Le raccomandazioni di Mario Draghi hanno svegliato gli europei dal torpore, ma nell’Ue prevale un atteggiamento attendista fino all’esito delle elezioni presidenziali statunitensi. “L’industria della difesa ha bisogno di investimenti massicci per recuperare il ritardo”, sostiene l’italiano. Ma l’Ue sta temporeggiando sul nocciolo della questione. I governi tedesco e olandese hanno respinto la proposta di un nuovo grande prestito congiunto. I membri “frugali” della Nato sono spesso i più reticenti sulle loro spese per la difesa. Sedici membri europei della Nato spendono il 2% o più del loro Pil per la difesa – Germania e Paesi Bassi sono al 2,1% come la Francia – ma spesso la percentuale destinata all’acquisto di capacità è bassa. Meno del 20% della spesa.
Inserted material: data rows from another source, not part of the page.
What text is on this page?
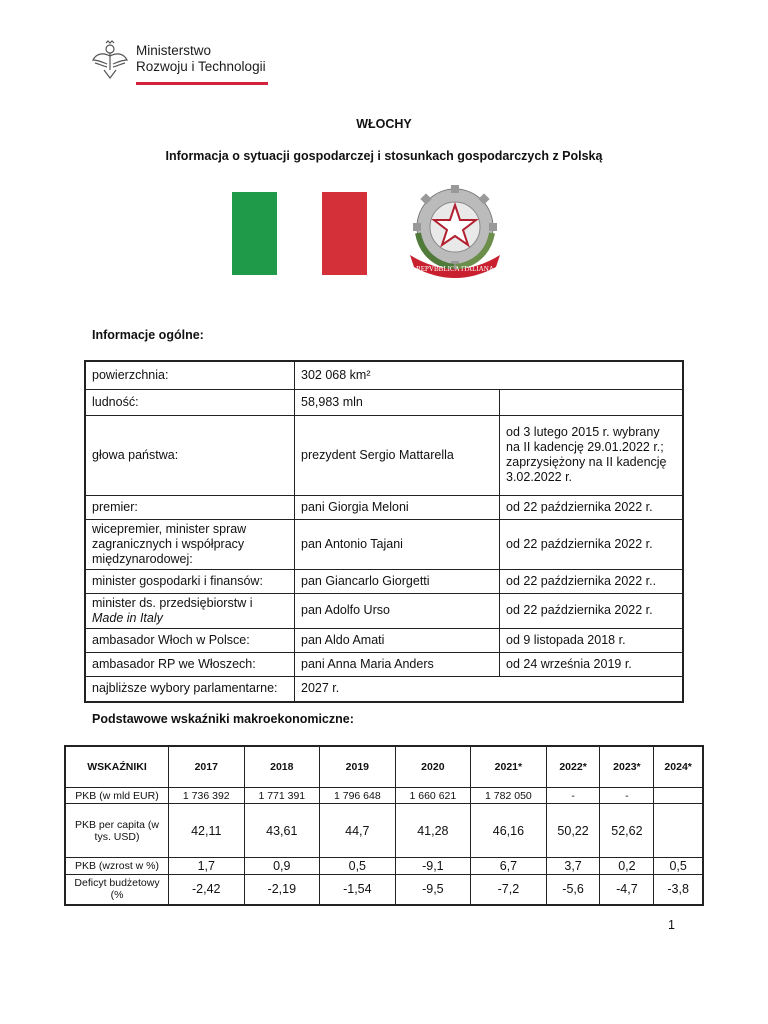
Ministerstwo
Rozwoju i Technologii
WŁOCHY
Informacja o sytuacji gospodarczej i stosunkach gospodarczych z Polską
REPVBBLICA ITALIANA
Informacje ogólne:
powierzchnia:	302 068 km²	
ludność:	58,983 mln	
głowa państwa:	prezydent Sergio Mattarella	od 3 lutego 2015 r. wybrany na II kadencję 29.01.2022 r.; zaprzysiężony na II kadencję 3.02.2022 r.
premier:	pani Giorgia Meloni	od 22 października 2022 r.
wicepremier, minister spraw zagranicznych i współpracy międzynarodowej:	pan Antonio Tajani	od 22 października 2022 r.
minister gospodarki i finansów:	pan Giancarlo Giorgetti	od 22 października 2022 r..
minister ds. przedsiębiorstw i
Made in Italy	pan Adolfo Urso	od 22 października 2022 r.
ambasador Włoch w Polsce:	pan Aldo Amati	od 9 listopada 2018 r.
ambasador RP we Włoszech:	pani Anna Maria Anders	od 24 września 2019 r.
najbliższe wybory parlamentarne:	2027 r.	
Podstawowe wskaźniki makroekonomiczne:
WSKAŹNIKI	2017	2018	2019	2020	2021*	2022*	2023*	2024*
PKB (w mld EUR)	1 736 392	1 771 391	1 796 648	1 660 621	1 782 050	-	-	
PKB per capita (w tys. USD)	42,11	43,61	44,7	41,28	46,16	50,22	52,62	
PKB (wzrost w %)	1,7	0,9	0,5	-9,1	6,7	3,7	0,2	0,5
Deficyt budżetowy (%	-2,42	-2,19	-1,54	-9,5	-7,2	-5,6	-4,7	-3,8
1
È su questo punto che il comando militare dell’Alleanza insiste. Dedicare la maggior parte delle spese a stipendi, pensioni e operazioni non aiuta a proteggere il vecchio continente. Se i paesi al di sotto di questa soglia volessero recuperare quest’anno, la spesa aumenterebbe di 60 miliardi di euro.
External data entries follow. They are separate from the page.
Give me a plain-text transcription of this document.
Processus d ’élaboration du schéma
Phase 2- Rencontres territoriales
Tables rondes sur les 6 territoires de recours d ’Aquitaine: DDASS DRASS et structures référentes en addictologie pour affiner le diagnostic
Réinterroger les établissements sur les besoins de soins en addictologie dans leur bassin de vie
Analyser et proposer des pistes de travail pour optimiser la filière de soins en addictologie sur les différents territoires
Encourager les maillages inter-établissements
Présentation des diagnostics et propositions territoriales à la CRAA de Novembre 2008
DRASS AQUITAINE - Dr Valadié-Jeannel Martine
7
L’invasione dell’Ucraina da parte della Russia e le minacce del Cremlino hanno dato agli europei un campanello d’allarme. Ma la dipendenza degli Stati europei dall’industria americana è aumentata dall’inizio della guerra in Ucraina. Nel 2023, il volume delle importazioni di tecnologia militare statunitense è raddoppiato: il 78% delle armi acquistate dagli Stati europei è stato importato da Paesi al di fuori dei confini dell’Ue, di cui quasi due terzi (63%) dagli Stati Uniti.

“Nel suo rapporto sulla competitività dell’Unione Europea, Mario Draghi sottolinea che tutti gli aerei da combattimento prodotti in Europa – Eurofighter, Rafale, Gripen – rappresentano solo un terzo della flotta delle forze aeree degli Stati europei, due terzi dei quali sono ancora costituiti da aerei prodotti negli Stati Uniti, come l’F-35”, sottolinea il ricercatore Samuel B.H. Faure in un’analisi pubblicata dalla rivista Le Grand Continent. L’autonomia strategica dell’Europa è un’illusione? “Questa dipendenza transatlantica degli Stati europei dalle imprese e dall’amministrazione americana è un problema politico in un contesto di guerra alle frontiere dell’Unione contro una potenza nucleare che aumenta la domanda industriale, ma anche di instabilità politica negli Stati Uniti”, avverte Samuel Faure.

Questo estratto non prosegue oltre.